La proportion des retraités augmentant, des mesures ont été prises pour réduire les montants versés. Mais rien n'a été fait pour rationaliser une gestion inepte et onéreuse, basée sur une multiplicité de régimes et de caisses, et une compensation entre les caisses.
La sécurité sociale coûte de plus en plus cher. On a rendu obligatoires les mutuelles ou assurances privées : ces cotisations ne rentrent pas dans le "taux de prélèvement" de l'État. L'usager paye maintenant non seulement la santé, mais des frais de gestion doublés, les frais commerciaux et les bénéfices de ces 500 mutuelles. Les nombreuses petites dépenses de santé font l'objet de répartitions entre l'usager, la SS et la mutuelle, pour des remboursements minimes et illisibles.
La privatisation des banques les a transformées en machines à faire du profit : spéculation, tarifs élevés, produits financiers incompréhensibles pour les clients, amendes colossales pour irrégulatités, salaires et primes de certains atteignant des sommets. Tout cela aux dépens du bien commun, puisque l'État assume en cas de problème (Crédit Lyonnais en 2003, Dexia en 2008 et 2011...).
Les collectivités locales ne cessent pas d'augmenter leurs dépenses, en particulier de personnels. La durée du travail y est inférieure à 35 heures (voir le rapport annuel de la Cour des Comptes). La coordination entre les multiples niveaux est un casse-tête qui demande beaucoup de moyens.
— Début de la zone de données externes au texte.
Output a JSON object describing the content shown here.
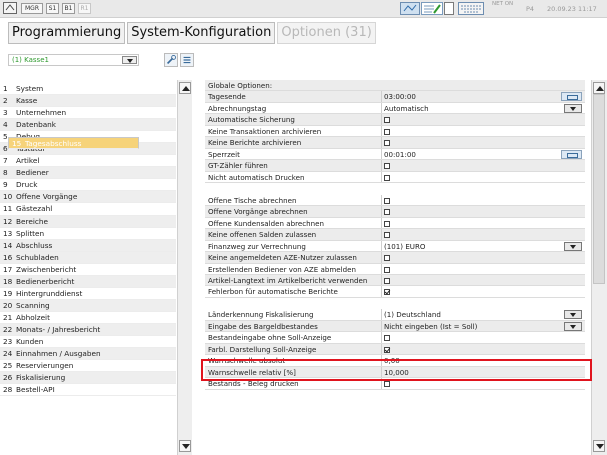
{
  "topbar": {
    "buttons": [
      "MGR",
      "S1",
      "B1",
      "R1"
    ],
    "status_text": "NET ON",
    "terminal": "P4",
    "datetime": "20.09.23 11:17"
  },
  "tabs": [
    {
      "label": "Programmierung",
      "enabled": true
    },
    {
      "label": "System-Konfiguration",
      "enabled": true
    },
    {
      "label": "Optionen (31)",
      "enabled": false
    }
  ],
  "register_select": {
    "value": "(1) Kasse1"
  },
  "sidebar": {
    "items": [
      {
        "num": "1",
        "label": "System"
      },
      {
        "num": "2",
        "label": "Kasse"
      },
      {
        "num": "3",
        "label": "Unternehmen"
      },
      {
        "num": "4",
        "label": "Datenbank"
      },
      {
        "num": "5",
        "label": "Debug"
      },
      {
        "num": "6",
        "label": "Tastatur"
      },
      {
        "num": "7",
        "label": "Artikel"
      },
      {
        "num": "8",
        "label": "Bediener"
      },
      {
        "num": "9",
        "label": "Druck"
      },
      {
        "num": "10",
        "label": "Offene Vorgänge"
      },
      {
        "num": "11",
        "label": "Gästezahl"
      },
      {
        "num": "12",
        "label": "Bereiche"
      },
      {
        "num": "13",
        "label": "Splitten"
      },
      {
        "num": "14",
        "label": "Abschluss"
      },
      {
        "num": "15",
        "label": "Tagesabschluss"
      },
      {
        "num": "16",
        "label": "Schubladen"
      },
      {
        "num": "17",
        "label": "Zwischenbericht"
      },
      {
        "num": "18",
        "label": "Bedienerbericht"
      },
      {
        "num": "19",
        "label": "Hintergrunddienst"
      },
      {
        "num": "20",
        "label": "Scanning"
      },
      {
        "num": "21",
        "label": "Abholzeit"
      },
      {
        "num": "22",
        "label": "Monats- / Jahresbericht"
      },
      {
        "num": "23",
        "label": "Kunden"
      },
      {
        "num": "24",
        "label": "Einnahmen / Ausgaben"
      },
      {
        "num": "25",
        "label": "Reservierungen"
      },
      {
        "num": "26",
        "label": "Fiskalisierung"
      },
      {
        "num": "28",
        "label": "Bestell-API"
      }
    ],
    "selected_index": 14
  },
  "options": {
    "rows": [
      {
        "label": "Globale Optionen:",
        "kind": "header"
      },
      {
        "label": "Tagesende",
        "value": "03:00:00",
        "kind": "picker"
      },
      {
        "label": "Abrechnungstag",
        "value": "Automatisch",
        "kind": "dropdown"
      },
      {
        "label": "Automatische Sicherung",
        "kind": "check",
        "checked": false
      },
      {
        "label": "Keine Transaktionen archivieren",
        "kind": "check",
        "checked": false
      },
      {
        "label": "Keine Berichte archivieren",
        "kind": "check",
        "checked": false
      },
      {
        "label": "Sperrzeit",
        "value": "00:01:00",
        "kind": "picker"
      },
      {
        "label": "GT-Zähler führen",
        "kind": "check",
        "checked": false
      },
      {
        "label": "Nicht automatisch Drucken",
        "kind": "check",
        "checked": false
      },
      {
        "kind": "blank"
      },
      {
        "label": "Offene Tische abrechnen",
        "kind": "check",
        "checked": false
      },
      {
        "label": "Offene Vorgänge abrechnen",
        "kind": "check",
        "checked": false
      },
      {
        "label": "Offene Kundensalden abrechnen",
        "kind": "check",
        "checked": false
      },
      {
        "label": "Keine offenen Salden zulassen",
        "kind": "check",
        "checked": false
      },
      {
        "label": "Finanzweg zur Verrechnung",
        "value": "(101) EURO",
        "kind": "dropdown"
      },
      {
        "label": "Keine angemeldeten AZE-Nutzer zulassen",
        "kind": "check",
        "checked": false
      },
      {
        "label": "Erstellenden Bediener von AZE abmelden",
        "kind": "check",
        "checked": false
      },
      {
        "label": "Artikel-Langtext im Artikelbericht verwenden",
        "kind": "check",
        "checked": false
      },
      {
        "label": "Fehlerbon für automatische Berichte",
        "kind": "check",
        "checked": true
      },
      {
        "kind": "blank"
      },
      {
        "label": "Länderkennung Fiskalisierung",
        "value": "(1) Deutschland",
        "kind": "dropdown"
      },
      {
        "label": "Eingabe des Bargeldbestandes",
        "value": "Nicht eingeben (Ist = Soll)",
        "kind": "dropdown"
      },
      {
        "label": "Bestandeingabe ohne Soll-Anzeige",
        "kind": "check",
        "checked": false
      },
      {
        "label": "Farbl. Darstellung Soll-Anzeige",
        "kind": "check",
        "checked": true
      },
      {
        "label": "Warnschwelle absolut",
        "value": "0,00",
        "kind": "text"
      },
      {
        "label": "Warnschwelle relativ [%]",
        "value": "10,000",
        "kind": "text"
      },
      {
        "label": "Bestands - Beleg drucken",
        "kind": "check",
        "checked": false
      }
    ]
  },
  "highlight": {
    "color": "#e0141e",
    "target": "Länderkennung Fiskalisierung"
  }
}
Les réorganisations (Établissements Publics de Coopération Intercommunale, nouvelles régions) ne génèrent aucune économie.
Rationaliser une organisation est un travail de longue haleine (je l'ai vécu à France Telecom) que les politiques ne sont pas à même de mener.
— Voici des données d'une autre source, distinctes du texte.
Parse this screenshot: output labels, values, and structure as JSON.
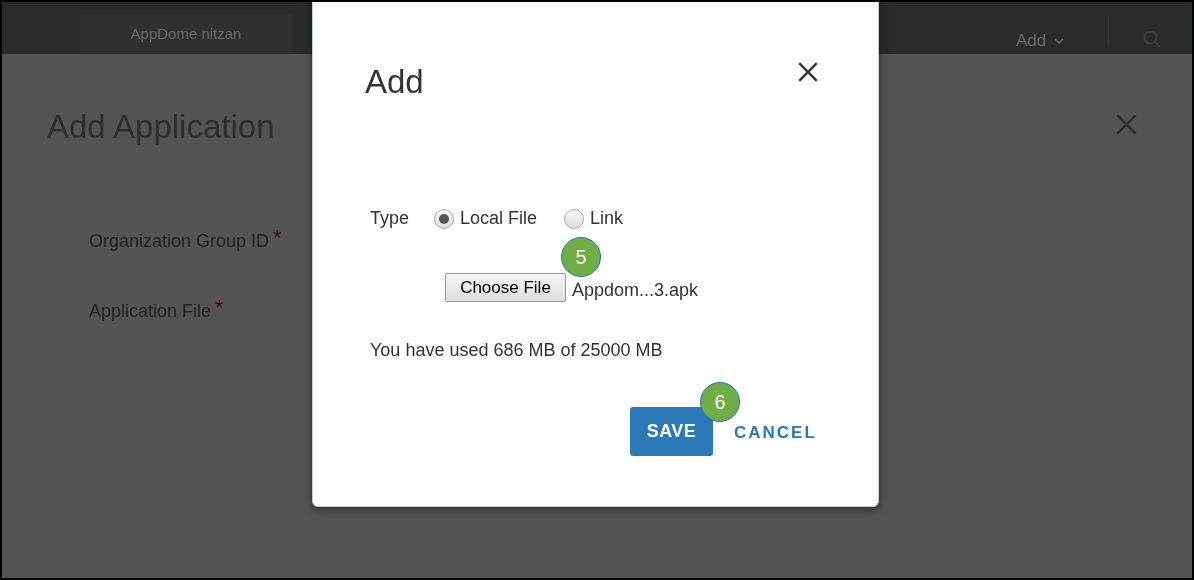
{
  "header": {
    "tab": "AppDome nitzan",
    "add_menu": "Add"
  },
  "background_panel": {
    "title": "Add Application",
    "fields": [
      {
        "label": "Organization Group ID",
        "required": true,
        "required_mark": "*"
      },
      {
        "label": "Application File",
        "required": true,
        "required_mark": "*"
      }
    ]
  },
  "dialog": {
    "title": "Add",
    "type_label": "Type",
    "type_options": [
      {
        "label": "Local File",
        "selected": true
      },
      {
        "label": "Link",
        "selected": false
      }
    ],
    "file_button": "Choose File",
    "file_name": "Appdom...3.apk",
    "usage": "You have used 686 MB of 25000 MB",
    "buttons": [
      {
        "kind": "primary",
        "label": "SAVE"
      },
      {
        "kind": "link",
        "label": "CANCEL"
      }
    ]
  },
  "callouts": [
    {
      "label": "5"
    },
    {
      "label": "6"
    }
  ]
}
Chaque grève d'un service public, insupportable pour les usagers, fait passer l'idée que privatiser est un moindre mal. Les grévistes en sont-ils conscients ?
Ce graphique est clair. Les recettes annuelles cumulées ne représentent que la moitié d'une dette qui atteindra 3000 milliards fin 2022. Dans chaque domaine (État, collectivités locales, santé, retraites...), on peine à atteindre l'équilibre. Réduire les dépenses et augmenter les recettes ne peut, au mieux, que limiter les déficits.
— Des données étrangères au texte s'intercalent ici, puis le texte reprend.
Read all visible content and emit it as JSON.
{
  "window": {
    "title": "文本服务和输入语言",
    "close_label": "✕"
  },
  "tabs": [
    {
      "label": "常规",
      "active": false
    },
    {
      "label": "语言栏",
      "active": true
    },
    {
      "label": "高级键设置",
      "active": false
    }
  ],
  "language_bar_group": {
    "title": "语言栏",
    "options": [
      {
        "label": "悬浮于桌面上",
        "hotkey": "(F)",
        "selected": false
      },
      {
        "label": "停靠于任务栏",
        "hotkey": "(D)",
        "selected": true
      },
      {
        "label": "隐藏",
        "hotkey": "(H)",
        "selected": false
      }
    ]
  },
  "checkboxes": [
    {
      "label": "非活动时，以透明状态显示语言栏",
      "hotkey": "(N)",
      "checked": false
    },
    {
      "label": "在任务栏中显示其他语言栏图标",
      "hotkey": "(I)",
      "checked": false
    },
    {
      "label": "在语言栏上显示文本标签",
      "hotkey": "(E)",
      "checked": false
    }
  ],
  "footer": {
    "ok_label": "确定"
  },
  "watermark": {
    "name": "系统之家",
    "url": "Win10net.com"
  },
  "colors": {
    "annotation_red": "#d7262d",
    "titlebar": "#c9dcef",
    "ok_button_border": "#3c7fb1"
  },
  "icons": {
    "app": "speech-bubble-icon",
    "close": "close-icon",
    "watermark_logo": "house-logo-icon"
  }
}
Mais augmenter les impôts, c'est faire baisser les investissements et la consommation, et donc la croissance, et donc l'assiette des impôts... Conscientes de ce cercle vicieux, les banques centrales en viennent fin 2016 à accepter l'augmentation des déficits et des dettes... c'est à dire de l'épargne... Les inégalités augmentent... jusqu'à l'explosion ?
Que va-t-il se passer ? Les créanciers vont-ils accepter encore longtemps de prêter à des débiteurs notoirement insolvables ? N'y a-t-il pas d'autre solution que de jeter l'éponge ?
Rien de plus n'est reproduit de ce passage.